Michael Tso, Cloudian’s CEO, was born in mainland China. He was raised in Shanghai and Hong Kong, finished high school in Melbourne, Australia, and then studied in the States, where he graduated from MIT in 1993. In his 20 years in business, he has not only lead companies commercially, but also accumulated 32 patents.

Cloudian's background

Tso has experience in the search engine market, he was an early employee of Californian firm Inktomi – whose search engines were behind AOL, Yahoo and Microsoft. In 2000 he met with Hiroshi Ohta, whom Tso says is the inventor of the cameraphone and founder of the first photo messaging service. This service had done well but Ohta had trouble with data spikes, which caused crashes. He met with Tso, who built very stable search engines, and together they founded Gemini Mobile in 2001.

Cloudian

Gemini Mobile built the messaging service platform behind Vodafone Live and later rolled out similar messaging platforms for other carriers. These systems processed and stored messages for carriers and were robust "telco-proof" systems, says Cloudian's CEO.

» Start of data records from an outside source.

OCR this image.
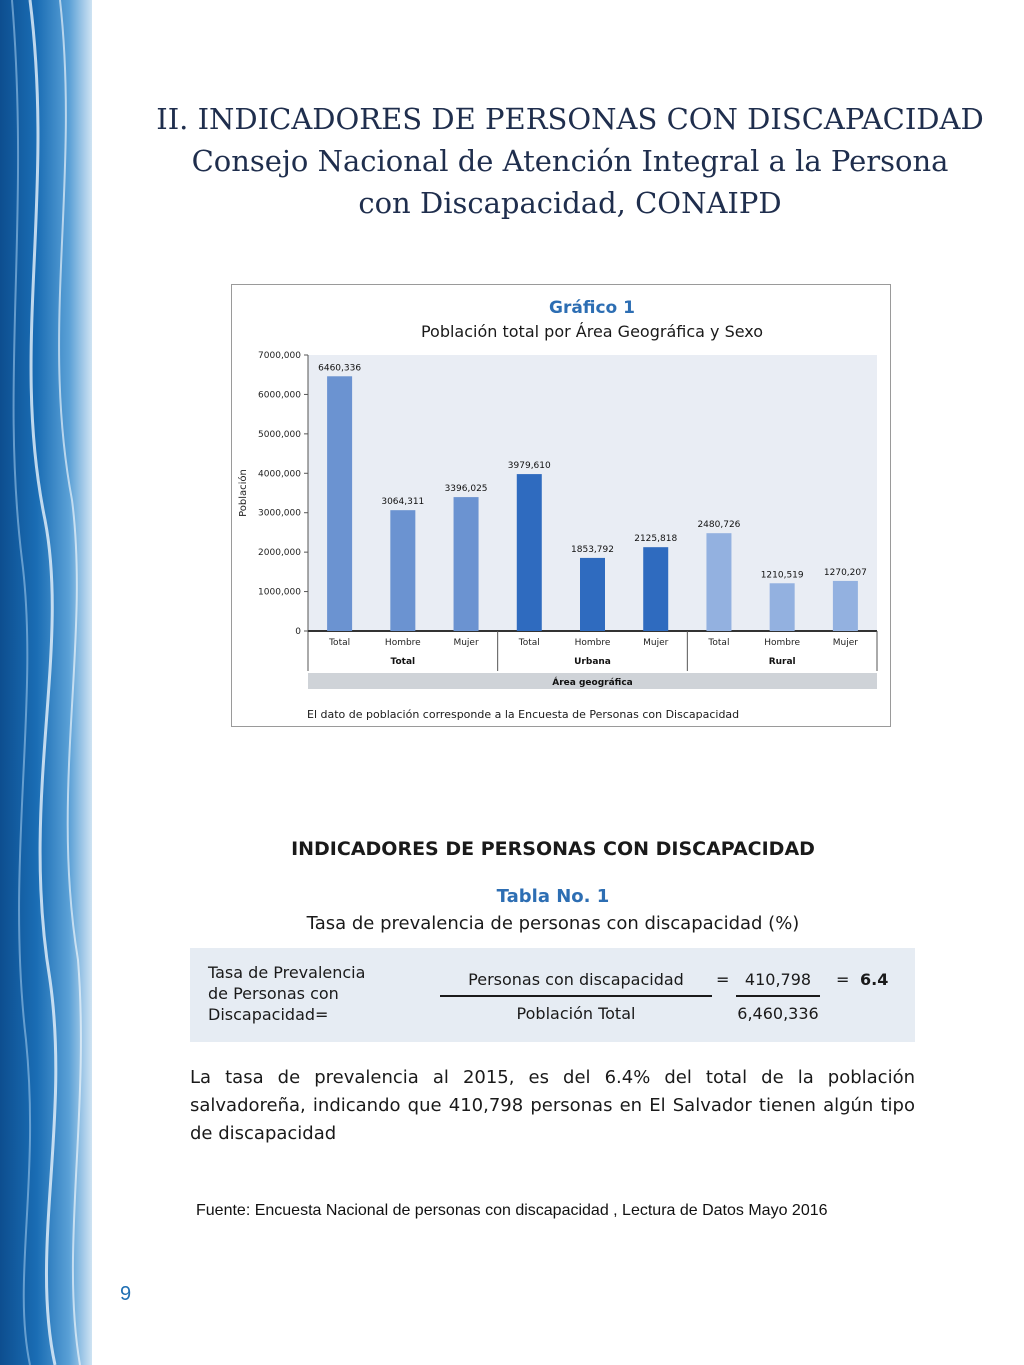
II. INDICADORES DE PERSONAS CON DISCAPACIDAD
Consejo Nacional de Atención Integral a la Persona
con Discapacidad, CONAIPD
Gráfico 1
Población total por Área Geográfica y Sexo
7000,000
6000,000
5000,000
4000,000
3000,000
2000,000
1000,000
0
Población
6460,336
Total
3064,311
Hombre
3396,025
Mujer
3979,610
Total
1853,792
Hombre
2125,818
Mujer
2480,726
Total
1210,519
Hombre
1270,207
Mujer
Total	Urbana	Rural
Área geográfica
El dato de población corresponde a la Encuesta de Personas con Discapacidad
INDICADORES DE PERSONAS CON DISCAPACIDAD
Tabla No. 1
Tasa de prevalencia de personas con discapacidad (%)
Tasa de Prevalencia
de Personas con
Discapacidad=
Personas con discapacidad
Población Total
= 410,798
6,460,336
= 6.4
La tasa de prevalencia al 2015, es del 6.4% del total de la población salvadoreña, indicando que 410,798 personas en El Salvador tienen algún tipo de discapacidad
Fuente: Encuesta Nacional de personas con discapacidad , Lectura de Datos Mayo 2016
9
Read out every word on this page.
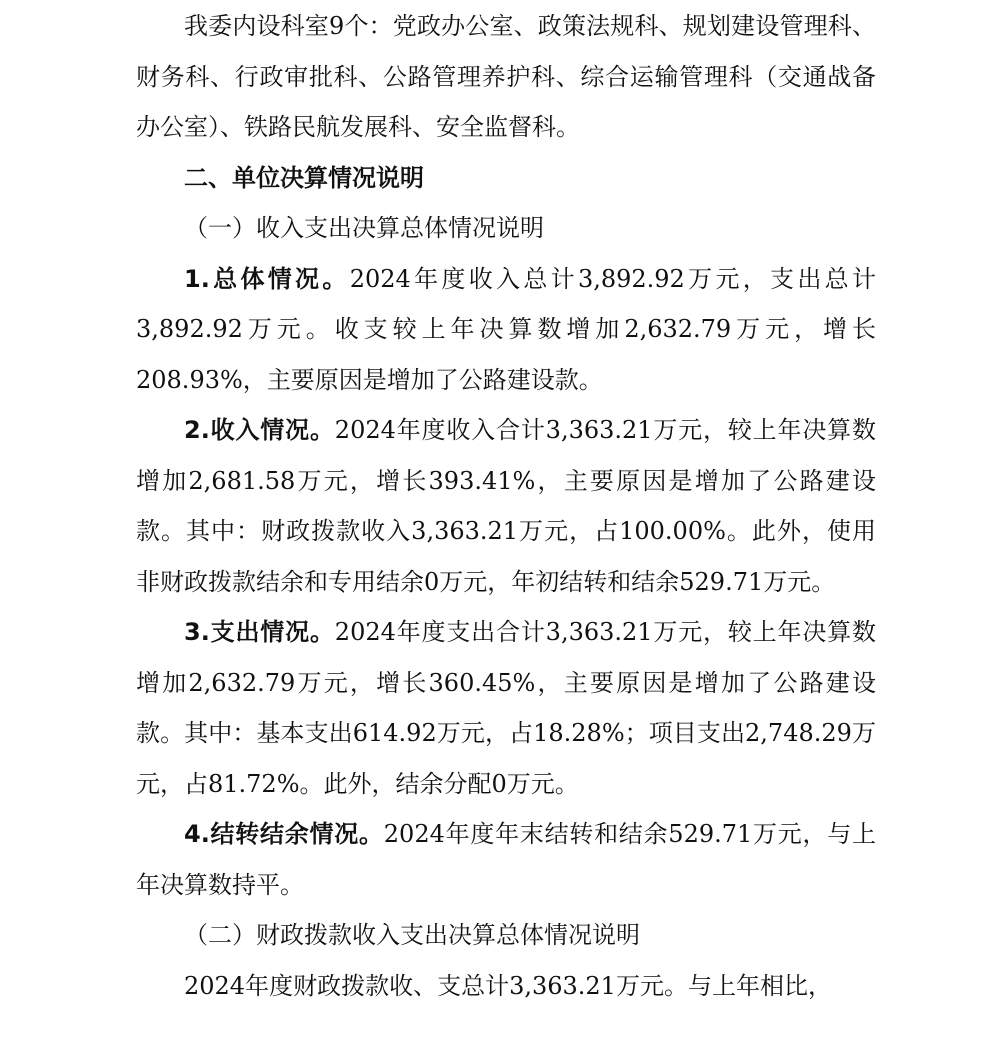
我委内设科室9个：党政办公室、政策法规科、规划建设管理科、财务科、行政审批科、公路管理养护科、综合运输管理科（交通战备办公室）、铁路民航发展科、安全监督科。

二、单位决算情况说明

（一）收入支出决算总体情况说明

1.总体情况。2024年度收入总计3,892.92万元，支出总计3,892.92万元。收支较上年决算数增加2,632.79万元，增长208.93%，主要原因是增加了公路建设款。

2.收入情况。2024年度收入合计3,363.21万元，较上年决算数增加2,681.58万元，增长393.41%，主要原因是增加了公路建设款。其中：财政拨款收入3,363.21万元，占100.00%。此外，使用非财政拨款结余和专用结余0万元，年初结转和结余529.71万元。

3.支出情况。2024年度支出合计3,363.21万元，较上年决算数增加2,632.79万元，增长360.45%，主要原因是增加了公路建设款。其中：基本支出614.92万元，占18.28%；项目支出2,748.29万元，占81.72%。此外，结余分配0万元。

4.结转结余情况。2024年度年末结转和结余529.71万元，与上年决算数持平。

（二）财政拨款收入支出决算总体情况说明

2024年度财政拨款收、支总计3,363.21万元。与上年相比，
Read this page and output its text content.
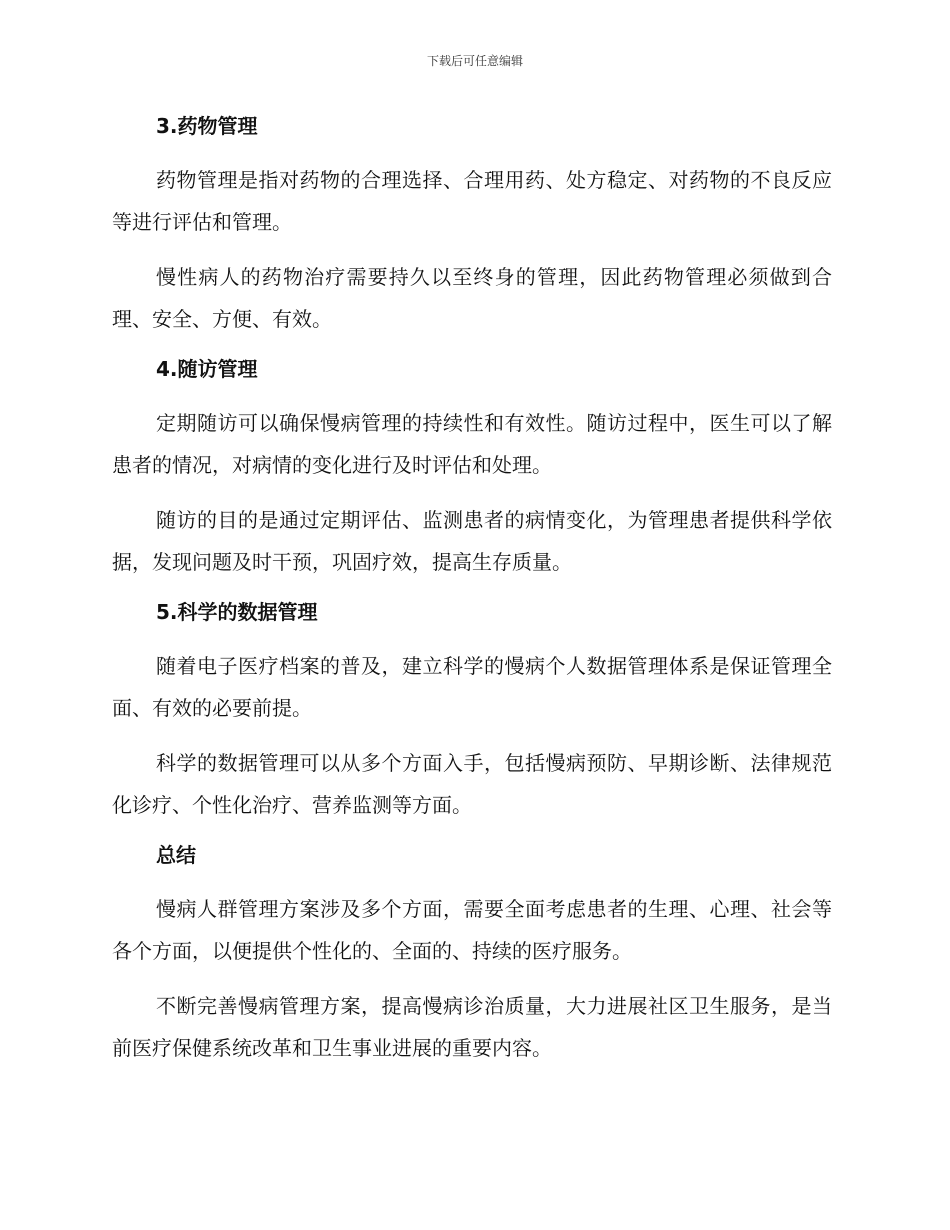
下载后可任意编辑
3.药物管理

药物管理是指对药物的合理选择、合理用药、处方稳定、对药物的不良反应等进行评估和管理。

慢性病人的药物治疗需要持久以至终身的管理，因此药物管理必须做到合理、安全、方便、有效。

4.随访管理

定期随访可以确保慢病管理的持续性和有效性。随访过程中，医生可以了解患者的情况，对病情的变化进行及时评估和处理。

随访的目的是通过定期评估、监测患者的病情变化，为管理患者提供科学依据，发现问题及时干预，巩固疗效，提高生存质量。

5.科学的数据管理

随着电子医疗档案的普及，建立科学的慢病个人数据管理体系是保证管理全面、有效的必要前提。

科学的数据管理可以从多个方面入手，包括慢病预防、早期诊断、法律规范化诊疗、个性化治疗、营养监测等方面。

总结

慢病人群管理方案涉及多个方面，需要全面考虑患者的生理、心理、社会等各个方面，以便提供个性化的、全面的、持续的医疗服务。

不断完善慢病管理方案，提高慢病诊治质量，大力进展社区卫生服务，是当前医疗保健系统改革和卫生事业进展的重要内容。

With their conviction that the need for data storage will continue to grow exponentially, Ohta and Tso decided to explore the storage space and re-named Gemini Mobile as Cloudian in 2011.

Since then there have been three funding rounds:

  • April 2012 - A-round of $11.6m from Goldman Sachs
  • October 2013 - B-round of $5.1m from Intel Capital
  • July 2014 - C-round of $24m from Goldman Sachs, Intel Capital, Fidelity Growth Partners Japan, and Innovation Corporate Network of Japan.

Total funding is $40.7m and Cloudian has offices in Japan and China with its headquarters in Foster City, CA.

I spoke with its CEO recently and he identified three trends in storage that inspired him and Ohta to build Cloudian.

Storage trends

Tso sees three main striate trends.

First, he says, flash has taken the market by storm. The CEO sees storage diverging, with a high IOPS performance tier in flash and a low-cost scale-out object capacity tier on commodity hardware. He sees this trend leading to the demise of high priced, high I/O storage arrays.

Secondly, says Tso, object storage on commodity hardware is the only answer to exploding data amounts. Some 50 to 60 per cent of the world’s data has been s generated in the last two years.

Tso comments: "That's an amazing change in the storage industry, the likes of which the world has rarely seen. That's why we are excited at this opportunity, that we see as a 10-year [rather than] a two-year opportunity."

He believes that to keep up with all this data increase while staying cost/performance competitive, the standard three-year innovation cycles aren’t going to cut it anymore. Cloudian’s own software plus hardware appliance offering works on a six-month cycle.

Thirdly, and somewhat surprisingly, he believes free enterprise cloud storage is coming. Either Amazon, Google or Microsoft will be first and the rest will follow, says the CEO.

Though not all data can be hosted in the cloud, some data can always be migrated to it, he says. Enterprises need to be able to leverage that free storage to stay competitive. Compatibility between private and public clouds is key for enterprises to effectively build their hybrid solution.

Cloudian was founded with a 10-year horizon in mind. It spent its first two years perfecting the storage system without any effort put in marketing, says Tso. This has now changed and it has invested in marketing people, with Paul Turner hired as chief marketing officer as well as taking on a sales force. It is expanding into Europe and more of the US from its Foster City base, with channel partnering as an emphasis. It's one to watch.